5 Expecting Too Much Of Them
Parents who expect too much of their children can be such a burden to them, and that is not good for anything. While there are reasonable expectations parents can have, expecting their child to be good at everything and being visibly disappointed that they are not will only harm the child, make them grow distant, and have them stop telling their parents the truth. Instead praise the child when they do something well, and encourage them to do something better the next time if they did it bad. No one is born perfect, and if anyone, kids are allowed to make plenty of mistakes!
4 Looking After Their Things When Out
Parents can practice this way in advance before school starts. Just make sure the child has a little backpack where they can bring water and a sandwich, and anything else they might need when you go for a walk or to the park. This way if they put the backpack on a bench, they will have to remember to take it once you leave again. Kids who start school need to be able to come back home with all the things they brought to school that morning, and training this is quite easy. Just make sure they never have anything too valuable, in case they do accidentally lose or forget something.

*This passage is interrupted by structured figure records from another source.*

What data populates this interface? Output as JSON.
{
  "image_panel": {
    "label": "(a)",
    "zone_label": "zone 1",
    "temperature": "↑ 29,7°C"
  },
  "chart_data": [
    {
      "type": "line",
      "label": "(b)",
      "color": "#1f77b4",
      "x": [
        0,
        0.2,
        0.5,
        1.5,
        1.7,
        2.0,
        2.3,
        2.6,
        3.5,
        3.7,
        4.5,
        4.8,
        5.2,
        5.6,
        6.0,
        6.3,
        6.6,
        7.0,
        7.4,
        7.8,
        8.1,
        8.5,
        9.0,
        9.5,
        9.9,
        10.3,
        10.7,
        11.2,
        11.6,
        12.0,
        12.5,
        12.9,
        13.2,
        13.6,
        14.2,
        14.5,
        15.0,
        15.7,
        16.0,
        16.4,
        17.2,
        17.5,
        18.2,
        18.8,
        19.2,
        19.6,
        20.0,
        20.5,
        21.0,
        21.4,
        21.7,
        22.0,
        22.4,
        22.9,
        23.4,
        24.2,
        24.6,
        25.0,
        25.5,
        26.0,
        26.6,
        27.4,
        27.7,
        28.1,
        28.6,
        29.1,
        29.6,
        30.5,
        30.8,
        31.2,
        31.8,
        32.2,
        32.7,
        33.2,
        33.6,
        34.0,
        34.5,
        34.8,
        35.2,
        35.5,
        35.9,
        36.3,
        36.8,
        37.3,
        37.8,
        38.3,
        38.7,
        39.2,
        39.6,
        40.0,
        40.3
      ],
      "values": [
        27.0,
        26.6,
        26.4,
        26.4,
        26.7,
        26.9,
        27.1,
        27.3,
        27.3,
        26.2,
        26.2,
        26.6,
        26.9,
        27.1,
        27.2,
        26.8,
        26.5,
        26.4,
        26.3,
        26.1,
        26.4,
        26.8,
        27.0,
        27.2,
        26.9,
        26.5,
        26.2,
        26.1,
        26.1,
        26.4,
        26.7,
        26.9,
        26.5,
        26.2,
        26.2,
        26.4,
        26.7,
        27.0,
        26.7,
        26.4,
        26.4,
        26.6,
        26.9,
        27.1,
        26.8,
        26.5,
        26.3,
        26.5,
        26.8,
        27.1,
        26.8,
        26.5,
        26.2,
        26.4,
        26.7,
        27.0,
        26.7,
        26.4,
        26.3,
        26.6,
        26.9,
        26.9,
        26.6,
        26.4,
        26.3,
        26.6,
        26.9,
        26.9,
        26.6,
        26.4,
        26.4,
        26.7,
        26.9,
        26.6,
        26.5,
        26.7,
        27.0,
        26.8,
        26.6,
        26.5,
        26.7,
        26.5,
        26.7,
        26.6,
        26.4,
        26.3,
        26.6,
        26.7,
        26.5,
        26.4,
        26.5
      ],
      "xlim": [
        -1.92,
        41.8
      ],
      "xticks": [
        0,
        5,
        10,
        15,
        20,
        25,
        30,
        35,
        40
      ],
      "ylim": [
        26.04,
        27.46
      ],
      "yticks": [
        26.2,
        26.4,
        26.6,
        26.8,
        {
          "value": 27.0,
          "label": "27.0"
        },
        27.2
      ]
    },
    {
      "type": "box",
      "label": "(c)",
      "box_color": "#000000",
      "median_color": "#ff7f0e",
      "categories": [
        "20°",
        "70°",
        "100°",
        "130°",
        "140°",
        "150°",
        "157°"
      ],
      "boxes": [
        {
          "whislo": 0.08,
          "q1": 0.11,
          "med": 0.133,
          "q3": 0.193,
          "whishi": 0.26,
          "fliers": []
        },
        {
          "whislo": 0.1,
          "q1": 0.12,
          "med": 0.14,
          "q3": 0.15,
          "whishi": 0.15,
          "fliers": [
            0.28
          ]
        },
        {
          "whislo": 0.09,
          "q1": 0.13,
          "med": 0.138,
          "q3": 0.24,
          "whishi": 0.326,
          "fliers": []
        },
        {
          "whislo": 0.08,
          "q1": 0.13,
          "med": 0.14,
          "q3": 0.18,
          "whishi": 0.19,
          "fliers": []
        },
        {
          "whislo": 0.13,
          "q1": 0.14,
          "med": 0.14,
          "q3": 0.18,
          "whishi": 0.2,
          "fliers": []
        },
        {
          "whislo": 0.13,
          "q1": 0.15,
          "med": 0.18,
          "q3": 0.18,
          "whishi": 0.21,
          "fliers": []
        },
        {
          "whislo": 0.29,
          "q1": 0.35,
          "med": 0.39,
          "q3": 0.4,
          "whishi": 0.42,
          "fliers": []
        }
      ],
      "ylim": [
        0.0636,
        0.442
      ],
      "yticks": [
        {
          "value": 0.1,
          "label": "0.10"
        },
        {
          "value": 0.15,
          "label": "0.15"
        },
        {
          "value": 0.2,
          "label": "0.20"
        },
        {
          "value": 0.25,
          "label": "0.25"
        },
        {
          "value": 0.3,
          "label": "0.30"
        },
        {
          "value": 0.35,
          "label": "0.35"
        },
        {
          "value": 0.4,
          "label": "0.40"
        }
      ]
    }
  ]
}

3 Being With Them All The Time
Separation anxiety is real for the child as much as it is for the parent. So in order to prevent this from happening when the child starts school, parents should have a couple of hours away from their child in advance. Just leave them with someone else (a grandparent, an older sibling or a babysitter) for a bit while you go shopping, to the movies or lunch with friends. It might seem a bit weird at first, even unnatural (why would you leave your child at home, sad that you left while you're out having a good time), but after a while everyone will get used to it. This way leaving them at school will be easy-peasy for both!
2 Allowing Them To Take Their Favorite Toy Wherever
Some kids love bringing their favorite toy or blanket with them wherever they go, and while it's okay to allow this up to a certain age, when they start school they should definitely be over this. No one wants to be made fun of for going to school with their favorite teddy bear, and while it may cause a bit of tears, parents should really try their hardest to make the child leave the item at home. Having a reason they understand it the best way to go about it, so maybe try to tell them the teddy/blanket isn't old enough for school yet, and it will start school in two years. That way you give the child plenty of time to get over it.
1 Stressing Over Their Child Growing Up
Kids always grow up too fast for their parents. And not having them little, and dependent on them is something that can be quite tough on the parents. Letting a child out there in the unpredictable and stressful world is a very hard thing to do for parents, which is why often they struggle with sending their child off to school. They stress, they are anxious, irritable and they constantly worry. That's okay, it comes with being a parent, but stressing and worrying too much is something parents should try to minimize. The child will be fine, and the child does not deserve a stressed out and anxious parent.